The midnight ordeal of a retired sheriff at the hands of three robbers was described in court yesterday.

Ewen Stewart was repeatedly slashed, punched, and kicked on the head and body before being bound and gagged and a pillowcase placed over his head.

All the time, the intruders were demanding to be told where his money was, Inverness High Court was told.

All three yesterday pleaded not guilty and were due to stand trial before Lord Johnston and a jury.

However, after an adjournment and before any evidence was led, all three changed their plea to guilty to assault with intent to rob.

Geoffrey Williamson, 24, formerly of Wick, but now of Hatton Place, Rattray, Blairgowrie, admitted slashing, kicking, and punching the sheriff to his severe injury, as well as tying him up and gagging him. He was jailed for five years.

Raymond Rosie, 24, of Kennedy Terrace, Wick, admitted using a knife on their victim, assaulting him to his severe injury, and helping to bind and gag him. He was jailed for four years.

Rosie also admitted that, the previous night, while acting with other people he entered Sheriff Stewart's house and stole five plates, two napkin rings, and four spoons. He was jailed for a year on that charge, the sentence to run concurrently with his other jail term.

Hugh McPhee, 31, of Ackergill Crescent, Wick, admitted cutting the sheriff's phone wire before assaulting him by demanding money and tying him up and gagging him. Sentence was deferred for reports until August 14 in Edinburgh.

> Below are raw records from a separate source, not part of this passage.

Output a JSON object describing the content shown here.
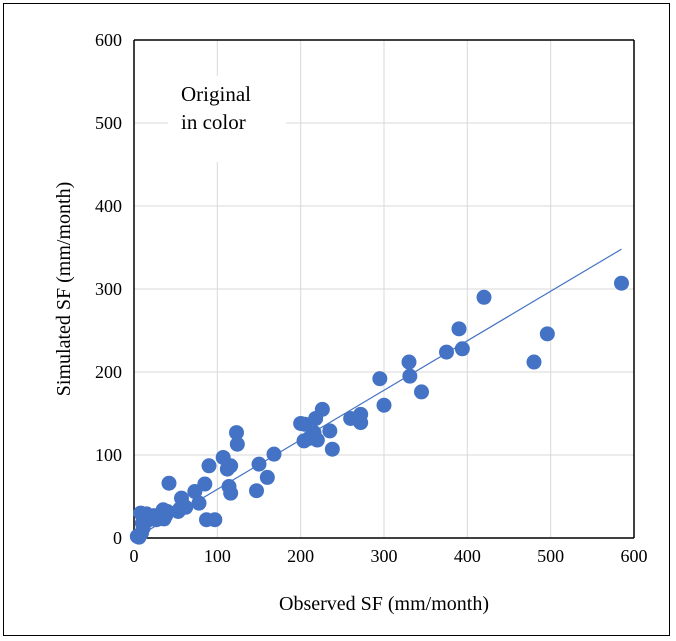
{
  "chart_data": {
    "type": "scatter",
    "xlabel": "Observed SF (mm/month)",
    "ylabel": "Simulated SF (mm/month)",
    "xlim": [
      0,
      600
    ],
    "ylim": [
      0,
      600
    ],
    "xticks": [
      "0",
      "100",
      "200",
      "300",
      "400",
      "500",
      "600"
    ],
    "yticks": [
      "0",
      "100",
      "200",
      "300",
      "400",
      "500",
      "600"
    ],
    "grid": true,
    "annotation": [
      "Original",
      "in color"
    ],
    "point_color": "#4472C4",
    "trendline": {
      "x": [
        5,
        585
      ],
      "y": [
        2,
        348
      ]
    },
    "points": [
      [
        4,
        2
      ],
      [
        6,
        1
      ],
      [
        8,
        30
      ],
      [
        9,
        6
      ],
      [
        10,
        18
      ],
      [
        11,
        12
      ],
      [
        13,
        24
      ],
      [
        15,
        29
      ],
      [
        18,
        22
      ],
      [
        20,
        26
      ],
      [
        24,
        27
      ],
      [
        27,
        22
      ],
      [
        35,
        34
      ],
      [
        36,
        23
      ],
      [
        38,
        27
      ],
      [
        40,
        32
      ],
      [
        42,
        66
      ],
      [
        53,
        32
      ],
      [
        55,
        35
      ],
      [
        57,
        48
      ],
      [
        62,
        37
      ],
      [
        73,
        56
      ],
      [
        78,
        42
      ],
      [
        85,
        65
      ],
      [
        87,
        22
      ],
      [
        90,
        87
      ],
      [
        97,
        22
      ],
      [
        107,
        97
      ],
      [
        112,
        83
      ],
      [
        114,
        62
      ],
      [
        116,
        87
      ],
      [
        116,
        54
      ],
      [
        123,
        127
      ],
      [
        124,
        113
      ],
      [
        147,
        57
      ],
      [
        150,
        89
      ],
      [
        160,
        73
      ],
      [
        168,
        101
      ],
      [
        200,
        138
      ],
      [
        204,
        117
      ],
      [
        205,
        137
      ],
      [
        210,
        120
      ],
      [
        216,
        127
      ],
      [
        218,
        144
      ],
      [
        220,
        118
      ],
      [
        226,
        155
      ],
      [
        235,
        129
      ],
      [
        238,
        107
      ],
      [
        260,
        144
      ],
      [
        272,
        149
      ],
      [
        272,
        139
      ],
      [
        295,
        192
      ],
      [
        300,
        160
      ],
      [
        330,
        212
      ],
      [
        331,
        195
      ],
      [
        345,
        176
      ],
      [
        375,
        224
      ],
      [
        390,
        252
      ],
      [
        394,
        228
      ],
      [
        420,
        290
      ],
      [
        480,
        212
      ],
      [
        496,
        246
      ],
      [
        585,
        307
      ]
    ]
  }
}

The court was told that all three had previous convictions for assault and theft, mostly at Wick Sheriff Court, where Sheriff Stewart presided until 1992, when he was sacked after his handling of cases was questioned.

Sheriff Stewart, who had lived alone since the death of his wife Norma in 1992, died from natural causes eight months after the raid on his home at Bignold Court, Wick, said Drew McKenzie, advocate-depute, prosecuting.

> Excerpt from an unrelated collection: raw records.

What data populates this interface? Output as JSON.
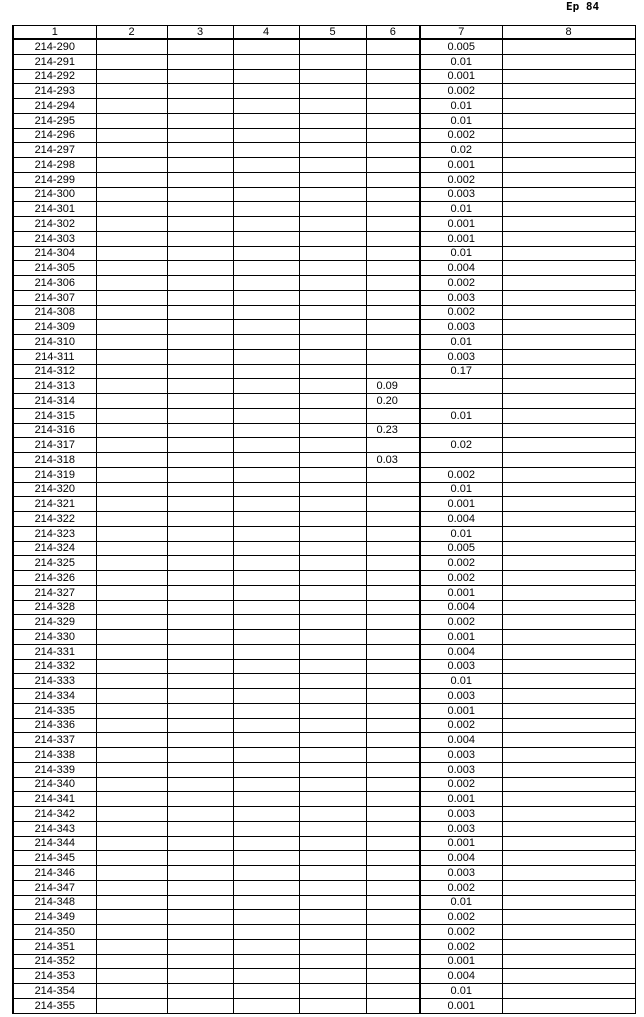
{
  "page_label": "Ep 84",
  "headers": [
    "1",
    "2",
    "3",
    "4",
    "5",
    "6",
    "7",
    "8"
  ],
  "rows": [
    [
      "214-290",
      "",
      "",
      "",
      "",
      "",
      "0.005",
      ""
    ],
    [
      "214-291",
      "",
      "",
      "",
      "",
      "",
      "0.01",
      ""
    ],
    [
      "214-292",
      "",
      "",
      "",
      "",
      "",
      "0.001",
      ""
    ],
    [
      "214-293",
      "",
      "",
      "",
      "",
      "",
      "0.002",
      ""
    ],
    [
      "214-294",
      "",
      "",
      "",
      "",
      "",
      "0.01",
      ""
    ],
    [
      "214-295",
      "",
      "",
      "",
      "",
      "",
      "0.01",
      ""
    ],
    [
      "214-296",
      "",
      "",
      "",
      "",
      "",
      "0.002",
      ""
    ],
    [
      "214-297",
      "",
      "",
      "",
      "",
      "",
      "0.02",
      ""
    ],
    [
      "214-298",
      "",
      "",
      "",
      "",
      "",
      "0.001",
      ""
    ],
    [
      "214-299",
      "",
      "",
      "",
      "",
      "",
      "0.002",
      ""
    ],
    [
      "214-300",
      "",
      "",
      "",
      "",
      "",
      "0.003",
      ""
    ],
    [
      "214-301",
      "",
      "",
      "",
      "",
      "",
      "0.01",
      ""
    ],
    [
      "214-302",
      "",
      "",
      "",
      "",
      "",
      "0.001",
      ""
    ],
    [
      "214-303",
      "",
      "",
      "",
      "",
      "",
      "0.001",
      ""
    ],
    [
      "214-304",
      "",
      "",
      "",
      "",
      "",
      "0.01",
      ""
    ],
    [
      "214-305",
      "",
      "",
      "",
      "",
      "",
      "0.004",
      ""
    ],
    [
      "214-306",
      "",
      "",
      "",
      "",
      "",
      "0.002",
      ""
    ],
    [
      "214-307",
      "",
      "",
      "",
      "",
      "",
      "0.003",
      ""
    ],
    [
      "214-308",
      "",
      "",
      "",
      "",
      "",
      "0.002",
      ""
    ],
    [
      "214-309",
      "",
      "",
      "",
      "",
      "",
      "0.003",
      ""
    ],
    [
      "214-310",
      "",
      "",
      "",
      "",
      "",
      "0.01",
      ""
    ],
    [
      "214-311",
      "",
      "",
      "",
      "",
      "",
      "0.003",
      ""
    ],
    [
      "214-312",
      "",
      "",
      "",
      "",
      "",
      "0.17",
      ""
    ],
    [
      "214-313",
      "",
      "",
      "",
      "",
      "0.09",
      "",
      ""
    ],
    [
      "214-314",
      "",
      "",
      "",
      "",
      "0.20",
      "",
      ""
    ],
    [
      "214-315",
      "",
      "",
      "",
      "",
      "",
      "0.01",
      ""
    ],
    [
      "214-316",
      "",
      "",
      "",
      "",
      "0.23",
      "",
      ""
    ],
    [
      "214-317",
      "",
      "",
      "",
      "",
      "",
      "0.02",
      ""
    ],
    [
      "214-318",
      "",
      "",
      "",
      "",
      "0.03",
      "",
      ""
    ],
    [
      "214-319",
      "",
      "",
      "",
      "",
      "",
      "0.002",
      ""
    ],
    [
      "214-320",
      "",
      "",
      "",
      "",
      "",
      "0.01",
      ""
    ],
    [
      "214-321",
      "",
      "",
      "",
      "",
      "",
      "0.001",
      ""
    ],
    [
      "214-322",
      "",
      "",
      "",
      "",
      "",
      "0.004",
      ""
    ],
    [
      "214-323",
      "",
      "",
      "",
      "",
      "",
      "0.01",
      ""
    ],
    [
      "214-324",
      "",
      "",
      "",
      "",
      "",
      "0.005",
      ""
    ],
    [
      "214-325",
      "",
      "",
      "",
      "",
      "",
      "0.002",
      ""
    ],
    [
      "214-326",
      "",
      "",
      "",
      "",
      "",
      "0.002",
      ""
    ],
    [
      "214-327",
      "",
      "",
      "",
      "",
      "",
      "0.001",
      ""
    ],
    [
      "214-328",
      "",
      "",
      "",
      "",
      "",
      "0.004",
      ""
    ],
    [
      "214-329",
      "",
      "",
      "",
      "",
      "",
      "0.002",
      ""
    ],
    [
      "214-330",
      "",
      "",
      "",
      "",
      "",
      "0.001",
      ""
    ],
    [
      "214-331",
      "",
      "",
      "",
      "",
      "",
      "0.004",
      ""
    ],
    [
      "214-332",
      "",
      "",
      "",
      "",
      "",
      "0.003",
      ""
    ],
    [
      "214-333",
      "",
      "",
      "",
      "",
      "",
      "0.01",
      ""
    ],
    [
      "214-334",
      "",
      "",
      "",
      "",
      "",
      "0.003",
      ""
    ],
    [
      "214-335",
      "",
      "",
      "",
      "",
      "",
      "0.001",
      ""
    ],
    [
      "214-336",
      "",
      "",
      "",
      "",
      "",
      "0.002",
      ""
    ],
    [
      "214-337",
      "",
      "",
      "",
      "",
      "",
      "0.004",
      ""
    ],
    [
      "214-338",
      "",
      "",
      "",
      "",
      "",
      "0.003",
      ""
    ],
    [
      "214-339",
      "",
      "",
      "",
      "",
      "",
      "0.003",
      ""
    ],
    [
      "214-340",
      "",
      "",
      "",
      "",
      "",
      "0.002",
      ""
    ],
    [
      "214-341",
      "",
      "",
      "",
      "",
      "",
      "0.001",
      ""
    ],
    [
      "214-342",
      "",
      "",
      "",
      "",
      "",
      "0.003",
      ""
    ],
    [
      "214-343",
      "",
      "",
      "",
      "",
      "",
      "0.003",
      ""
    ],
    [
      "214-344",
      "",
      "",
      "",
      "",
      "",
      "0.001",
      ""
    ],
    [
      "214-345",
      "",
      "",
      "",
      "",
      "",
      "0.004",
      ""
    ],
    [
      "214-346",
      "",
      "",
      "",
      "",
      "",
      "0.003",
      ""
    ],
    [
      "214-347",
      "",
      "",
      "",
      "",
      "",
      "0.002",
      ""
    ],
    [
      "214-348",
      "",
      "",
      "",
      "",
      "",
      "0.01",
      ""
    ],
    [
      "214-349",
      "",
      "",
      "",
      "",
      "",
      "0.002",
      ""
    ],
    [
      "214-350",
      "",
      "",
      "",
      "",
      "",
      "0.002",
      ""
    ],
    [
      "214-351",
      "",
      "",
      "",
      "",
      "",
      "0.002",
      ""
    ],
    [
      "214-352",
      "",
      "",
      "",
      "",
      "",
      "0.001",
      ""
    ],
    [
      "214-353",
      "",
      "",
      "",
      "",
      "",
      "0.004",
      ""
    ],
    [
      "214-354",
      "",
      "",
      "",
      "",
      "",
      "0.01",
      ""
    ],
    [
      "214-355",
      "",
      "",
      "",
      "",
      "",
      "0.001",
      ""
    ]
  ]
}
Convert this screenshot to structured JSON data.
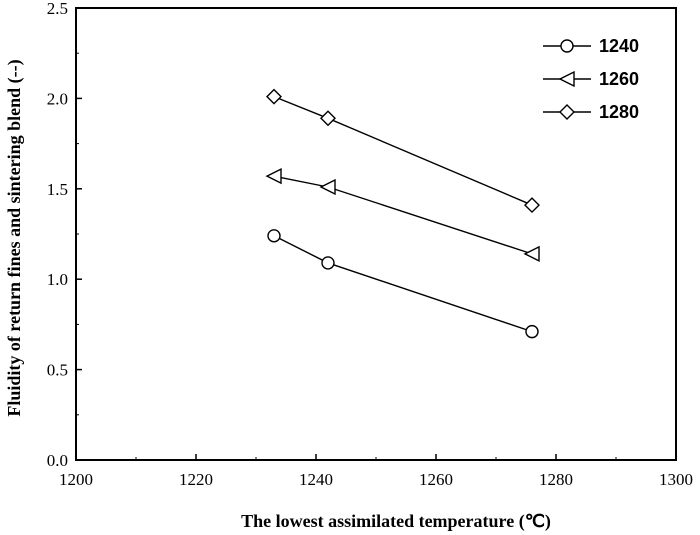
{
  "chart_data": {
    "type": "line",
    "xlabel": "The lowest  assimilated temperature (℃)",
    "ylabel": "Fluidity of return fines and sintering blend (--)",
    "xlim": [
      1200,
      1300
    ],
    "ylim": [
      0.0,
      2.5
    ],
    "xticks": [
      "1200",
      "1220",
      "1240",
      "1260",
      "1280",
      "1300"
    ],
    "yticks": [
      "0.0",
      "0.5",
      "1.0",
      "1.5",
      "2.0",
      "2.5"
    ],
    "grid": false,
    "legend_position": "top-right",
    "series": [
      {
        "name": "1240",
        "marker": "circle",
        "x": [
          1233,
          1242,
          1276
        ],
        "y": [
          1.24,
          1.09,
          0.71
        ]
      },
      {
        "name": "1260",
        "marker": "triangle-left",
        "x": [
          1233,
          1242,
          1276
        ],
        "y": [
          1.57,
          1.51,
          1.14
        ]
      },
      {
        "name": "1280",
        "marker": "diamond",
        "x": [
          1233,
          1242,
          1276
        ],
        "y": [
          2.01,
          1.89,
          1.41
        ]
      }
    ]
  }
}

Mr McKenzie described what happened on the night of February 9 last year when the 74-year-old sheriff was disturbed from his bed and confronted the three accused and another man on the landing.

He said: ''While he was being slashed and beaten, it would appear that so frightened was Sheriff Stewart that he lost control of his bladder and bowels.

''The three accused ransacked the upper floor of the house, in particular Sheriff Stewart's bedroom and parts of his study, but, it would appear, left empty handed.

''They did, however, leave him bound, gagged and bleeding among his faeces and urine, where he lay for some seven hours until he was discovered in the morning by the paper boy.''

Lord Johnston told all three: ''The crime of assault and robbery is bad enough but this vicious attack was committed not only on an elderly person but in the home of an elderly person.''

Mr McKenzie said that after the theft from the house, the three accused decided to return to see what else could be stolen. They entered the unlocked house but on this occasion the sheriff was wakened by the noise.

He said: ''On the first-floor landing, he was beaten, bound, and gagged, and slashed with a knife. A bandage was tied around his mouth and a pillow case put over his head and his legs and arms bound with curtain tie-backs.''

He said Sheriff Stewart had been found hypothermic, with very low blood pressure, and spent six days in hospital being treated for four slash wounds to his face and one to his right arm which needed a total of 18 stitches, as well as bruises and abrasions.

The three accused came under suspicion when the stolen goods were found in the garden where Rosie lived.

Derrick Nelson, defence advocate, said Williamson had committed the offence under the influence of drink and Temazepam he was taking for depression but had never committed any crime of this magnitude before.

He added: ''He accepts fully it was a particularly nasty offence.''

Mhairi Richards, Rosie's advocate, said her client had not gone armed with a knife and it had been handed to him by one of the co-accused.